In [None]:
!pip install gradio

## 加载模型

In [None]:
#|export
from fastai.vision.all import *
# import gradio as gr
import numpy as np
import pandas as pd
import librosa

In [None]:
#|export
def _resnet_stem(*sizes):
    return [
        nn.Conv1d(sizes[i], sizes[i+1], kernel_size=3, stride = 2 if i==0 else 1)
            for i in range(len(sizes)-1)
    ] + [nn.MaxPool1d(kernel_size=3, stride=2, padding=1)]


def _conv_block(ni, nf, stride):
    return nn.Sequential(
        nn.Conv1d(ni, nf, kernel_size=3, stride=stride, padding=1),
        nn.BatchNorm1d(nf),
        nn.ReLU(),
        nn.Conv1d(nf, nf, kernel_size=3, stride=1, padding=1),
        nn.BatchNorm1d(nf)  # 注意此处没有ReLU
    )

class ResBlock(Module):
    def __init__(self, ni, nf, stride=1):
        self.convs = _conv_block(ni, nf, stride)
        # 如果输入和输出通道数不同或应用了stride，调整身份连接
        if ni != nf or stride != 1:
            self.idconv = nn.Sequential(
                nn.Conv1d(ni, nf, kernel_size=1, stride=stride),
                nn.BatchNorm1d(nf)  # 添加批量归一化
            )
        else:
            self.idconv = nn.Identity()

    def forward(self, x):
        identity = self.idconv(x)
        out = self.convs(x)
        return F.relu(out + identity)



class ResNet(nn.Sequential):
    def __init__(self, n_out, layers, expansion=1):
        stem = _resnet_stem(1,512, 256, 128, 64) # 我不希望一次增加太多参数, 原:1-->512
#         stem = _resnet_stem(1, 32, 64, 64, 128, 256)
        self.block_szs = [64, 64, 128, 256, 512]
        blocks = [self._make_layer(*o) for o in enumerate(layers)]
        super().__init__(*stem, *blocks,
                         nn.AdaptiveAvgPool1d(1), Flatten(),
                         nn.Linear(self.block_szs[-1], n_out))
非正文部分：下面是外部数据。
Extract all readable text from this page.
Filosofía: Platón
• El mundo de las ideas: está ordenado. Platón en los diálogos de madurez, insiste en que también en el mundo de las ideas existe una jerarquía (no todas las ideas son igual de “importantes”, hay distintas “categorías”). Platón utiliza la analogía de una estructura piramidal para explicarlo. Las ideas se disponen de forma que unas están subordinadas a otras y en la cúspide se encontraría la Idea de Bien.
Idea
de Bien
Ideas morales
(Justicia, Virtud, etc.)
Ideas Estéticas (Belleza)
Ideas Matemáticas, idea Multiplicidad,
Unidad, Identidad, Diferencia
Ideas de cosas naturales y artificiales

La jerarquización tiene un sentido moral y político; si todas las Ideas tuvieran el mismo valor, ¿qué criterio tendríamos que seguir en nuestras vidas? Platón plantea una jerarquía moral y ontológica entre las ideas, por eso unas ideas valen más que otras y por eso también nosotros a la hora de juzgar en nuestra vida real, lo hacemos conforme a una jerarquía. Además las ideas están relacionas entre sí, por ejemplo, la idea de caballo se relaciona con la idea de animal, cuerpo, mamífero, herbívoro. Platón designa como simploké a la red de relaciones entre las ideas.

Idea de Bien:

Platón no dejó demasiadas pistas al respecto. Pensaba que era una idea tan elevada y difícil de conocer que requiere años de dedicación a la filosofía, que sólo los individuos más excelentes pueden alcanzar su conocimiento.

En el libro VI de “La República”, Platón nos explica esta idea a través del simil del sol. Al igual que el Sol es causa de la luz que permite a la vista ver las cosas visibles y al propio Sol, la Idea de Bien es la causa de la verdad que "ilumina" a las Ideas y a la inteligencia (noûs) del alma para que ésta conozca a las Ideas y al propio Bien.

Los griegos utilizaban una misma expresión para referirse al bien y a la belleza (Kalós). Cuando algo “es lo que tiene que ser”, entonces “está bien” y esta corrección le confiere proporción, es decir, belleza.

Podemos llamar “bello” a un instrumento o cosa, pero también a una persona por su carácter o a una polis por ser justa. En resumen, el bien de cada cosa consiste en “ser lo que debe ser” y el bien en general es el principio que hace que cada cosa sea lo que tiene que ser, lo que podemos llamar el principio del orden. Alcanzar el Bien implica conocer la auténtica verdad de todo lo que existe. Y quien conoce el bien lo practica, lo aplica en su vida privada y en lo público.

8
    def _make_layer(self, idx, n_layers):
        stride = 1 if idx==0 else 2
        ch_in,ch_out = self.block_szs[idx:idx+2]
        return nn.Sequential(*[
            ResBlock(ch_in if i==0 else ch_out, ch_out, stride if i==0 else 1)
            for i in range(n_layers)
        ])

In [None]:
#|export
def get_x(r): return X[r]
def get_y(r): return y_cat[r]
learn_inf = load_learner('/content/drive/MyDrive/RES_896171.pkl')

## 加载提取音频特征的函数

In [None]:
#|export
def extract_features(data, sr=22050, frame_length=2048, hop_length=512):
    # 提取零交叉率（ZCR）特征
    zcr = librosa.feature.zero_crossing_rate(y=data, frame_length=frame_length, hop_length=hop_length)
    zcr = np.squeeze(zcr)

    # 提取均方根能量（RMSE）特征
    rmse = librosa.feature.rms(y=data, frame_length=frame_length, hop_length=hop_length)
    rmse = np.squeeze(rmse)

    # 提取增强的 MFCC 特征
    mfcc = librosa.feature.mfcc(y=data, sr=sr)
    mfcc = np.ravel(mfcc.T)

    features = np.hstack([zcr, rmse, mfcc])

    return features

In [None]:
#|export
def add_noise(data, noise_factor=0.005):
    noise = np.random.randn(len(data))
    augmented_data = data + noise_factor * noise
    return augmented_data

def shift(data, sr, shift_max, shift_direction='both'):
    shift = np.random.randint(sr * shift_max)
    if shift_direction == 'right':
        shift = -shift
    elif shift_direction == 'both':
        direction = np.random.choice(['left', 'right'])
        if direction == 'right':
            shift = -shift
    augmented_data = np.roll(data, shift)
    return augmented_data

def pitch_shift(data, sr, n_steps):
    return librosa.effects.pitch_shift(data, sr=sr, n_steps=n_steps)

# 处理单个文件
def process_file(file_path, target_duration=2.0, target_sr=22050, offset=0.3):
    data, sr = librosa.load(file_path, sr=target_sr, offset=offset)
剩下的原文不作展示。